Some designers simply evoke a sense of walking into sparkles.
Naeem Khan, committed to dressing up some of the most fashionable women in the world in their dazzling, literally starry runway and red carpet gowns, is one such person. Having graced the sheer variety of celebrities and socialites like of Taylor Swift, Lady Gaga, Penelope Cruz, Sarah Jessica Parker, the Duchess of Cambridge Kate Middleton the Queen Noor of Jordan and First Lady Michelle Obama, his gowns are always ornate and intricately detailed, with embellishments and appliques aplenty.
As a consequence, I too arrived at New York Fashion Week (NYFW) in an ornate Nehru Jacket from Delhi Fashion Week, accompanied by comrades who were the most radiant of their respective lines in fashion. With a common heritage of being Indian, we recalled that Naeem Khan was born in Bareilly, India, with a family business of textiles adorned by royal families, which was a clear path for him to build his legacy on.
Having worked for Roy Halston in the 70s, he brought an unexpected clean cuts and simplicity to his collection, which thankfully retained its signature charm of whimsy – all in the name of embellishments, sequins, fringes and bold colors. The show thus opened to a more Halston and Yves Saint Laurent line of clothes, a retro (yes another retro) homage of chic disco Americano wear, with geometric designs that clung to the silhouettes, high cut slits, and one in a cape, all sans any frills.
Thankfully, the simplicity was short-lived as his signature embroidery, sequins, appliques and bursts of color exploded on the runway right after, starting with an Indian looking embroidered salwar kameez, and slick silk gowns with oversized sequined florets.
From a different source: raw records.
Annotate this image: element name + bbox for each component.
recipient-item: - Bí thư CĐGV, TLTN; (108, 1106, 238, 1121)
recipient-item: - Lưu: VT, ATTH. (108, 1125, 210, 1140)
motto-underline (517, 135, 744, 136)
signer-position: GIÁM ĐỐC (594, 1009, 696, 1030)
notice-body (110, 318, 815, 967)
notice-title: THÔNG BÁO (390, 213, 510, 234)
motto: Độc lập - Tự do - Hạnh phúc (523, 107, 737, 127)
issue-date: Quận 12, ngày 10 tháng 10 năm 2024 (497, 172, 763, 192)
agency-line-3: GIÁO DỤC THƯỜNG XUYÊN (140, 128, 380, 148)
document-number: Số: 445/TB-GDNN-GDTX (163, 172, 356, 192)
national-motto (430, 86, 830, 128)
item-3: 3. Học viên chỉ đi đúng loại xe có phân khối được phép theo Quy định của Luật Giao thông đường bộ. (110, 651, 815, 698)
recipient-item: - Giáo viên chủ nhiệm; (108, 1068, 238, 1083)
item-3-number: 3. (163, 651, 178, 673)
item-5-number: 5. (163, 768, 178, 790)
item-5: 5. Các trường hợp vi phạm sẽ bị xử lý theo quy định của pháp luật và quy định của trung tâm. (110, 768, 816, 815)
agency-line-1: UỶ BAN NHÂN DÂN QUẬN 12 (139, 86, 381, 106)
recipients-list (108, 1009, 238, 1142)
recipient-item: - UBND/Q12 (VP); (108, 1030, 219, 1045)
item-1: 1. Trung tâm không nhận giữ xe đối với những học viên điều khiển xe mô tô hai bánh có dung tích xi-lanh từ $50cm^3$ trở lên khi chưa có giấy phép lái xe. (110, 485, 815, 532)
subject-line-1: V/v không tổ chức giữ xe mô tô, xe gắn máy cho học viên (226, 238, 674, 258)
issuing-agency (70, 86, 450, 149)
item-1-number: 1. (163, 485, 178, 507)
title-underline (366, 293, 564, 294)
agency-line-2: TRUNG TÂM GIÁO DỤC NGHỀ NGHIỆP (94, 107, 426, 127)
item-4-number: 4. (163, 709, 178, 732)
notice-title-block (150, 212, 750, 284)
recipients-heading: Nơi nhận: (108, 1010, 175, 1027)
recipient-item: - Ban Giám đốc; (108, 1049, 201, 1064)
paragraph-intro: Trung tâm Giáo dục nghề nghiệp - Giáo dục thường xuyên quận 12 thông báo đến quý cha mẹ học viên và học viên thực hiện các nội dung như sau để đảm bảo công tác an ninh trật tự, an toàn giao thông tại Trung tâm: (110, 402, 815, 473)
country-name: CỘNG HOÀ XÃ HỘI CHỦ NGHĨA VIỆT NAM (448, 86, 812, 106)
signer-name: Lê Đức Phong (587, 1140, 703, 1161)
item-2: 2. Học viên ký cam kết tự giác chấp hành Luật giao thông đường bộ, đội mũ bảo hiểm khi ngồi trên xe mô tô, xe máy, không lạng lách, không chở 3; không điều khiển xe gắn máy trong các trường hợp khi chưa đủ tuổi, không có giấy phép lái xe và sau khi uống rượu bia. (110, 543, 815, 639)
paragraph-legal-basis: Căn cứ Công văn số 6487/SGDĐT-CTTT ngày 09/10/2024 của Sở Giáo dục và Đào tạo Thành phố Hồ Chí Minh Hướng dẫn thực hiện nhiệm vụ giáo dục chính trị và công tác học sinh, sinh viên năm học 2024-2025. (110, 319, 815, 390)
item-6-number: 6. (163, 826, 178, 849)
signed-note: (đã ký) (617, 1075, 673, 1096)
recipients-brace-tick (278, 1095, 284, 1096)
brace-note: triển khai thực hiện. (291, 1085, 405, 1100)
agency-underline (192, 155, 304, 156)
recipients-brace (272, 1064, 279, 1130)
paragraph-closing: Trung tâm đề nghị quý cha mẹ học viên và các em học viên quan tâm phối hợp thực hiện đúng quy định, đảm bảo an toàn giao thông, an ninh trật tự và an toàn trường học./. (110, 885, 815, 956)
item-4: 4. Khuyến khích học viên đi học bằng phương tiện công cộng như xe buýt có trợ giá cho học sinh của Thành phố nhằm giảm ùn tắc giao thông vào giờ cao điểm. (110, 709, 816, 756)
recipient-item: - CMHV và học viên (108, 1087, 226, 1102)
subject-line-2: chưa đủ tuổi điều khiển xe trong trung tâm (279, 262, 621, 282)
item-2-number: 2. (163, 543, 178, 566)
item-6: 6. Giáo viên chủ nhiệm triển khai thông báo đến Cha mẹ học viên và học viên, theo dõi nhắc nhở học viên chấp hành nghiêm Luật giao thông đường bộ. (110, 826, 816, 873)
The oversized floral theme evidently plunged all other subtlety into oblivion, for the perfectly matched hues (pink on red, white and red on indigo, black and white on lace) made every dress a statement. A particular scene stealer was in my favorite color red, elaborated into a signature ball gown with a heavily embroidered bustier, and intertwined with crochet for a frock. The same combination was mind blowing in a pale yellow lace-on-mesh embroidered dress, where the craftsmanship was visible even from afar.
The elaborate signature floral or sequined gowns were often accompanied by a sheer quantity of trains and matching capes. One with a printed floral pattern was a peachy delight for daywear, while another that was dripping with sequins with a shorter dress (offset by the longer gown in the same fabric with a train) were fit for goddesses. As a nod to India and Pakistan, one model even wore a headscarf with classic sequins sprinkled all over her gown.
The floral motifs continued with oversized embroidery and appliques on other outfits, like a floral peasant blouse, on a knee length skirt, silk capries with Japanese cherry blossoms on a matching shirt, and ethereal yellow daisy dresses, with the texture of the actual florets! With an inherited love for plant biology and nomenclature, I secretly thanked my mother for the garden filled upbringing.
The show culminated with a series of fringe dresses – often seen only as short dresses and prevalent in yellow and red, but with one stunning piece in maxi length. The models literally bounced in synchrony with the eyes of the gapers, who enjoyed the whimsical bounce of the concept.
After the spectacular show, my friends and I got a sneak peak at the collections up close in the backstage, where the sheer quality of fabrics, three dimensional embroidery and dense thickets of sequins all showcased that the true star of the show was the high quality workmanship. Truly, couture at its finest!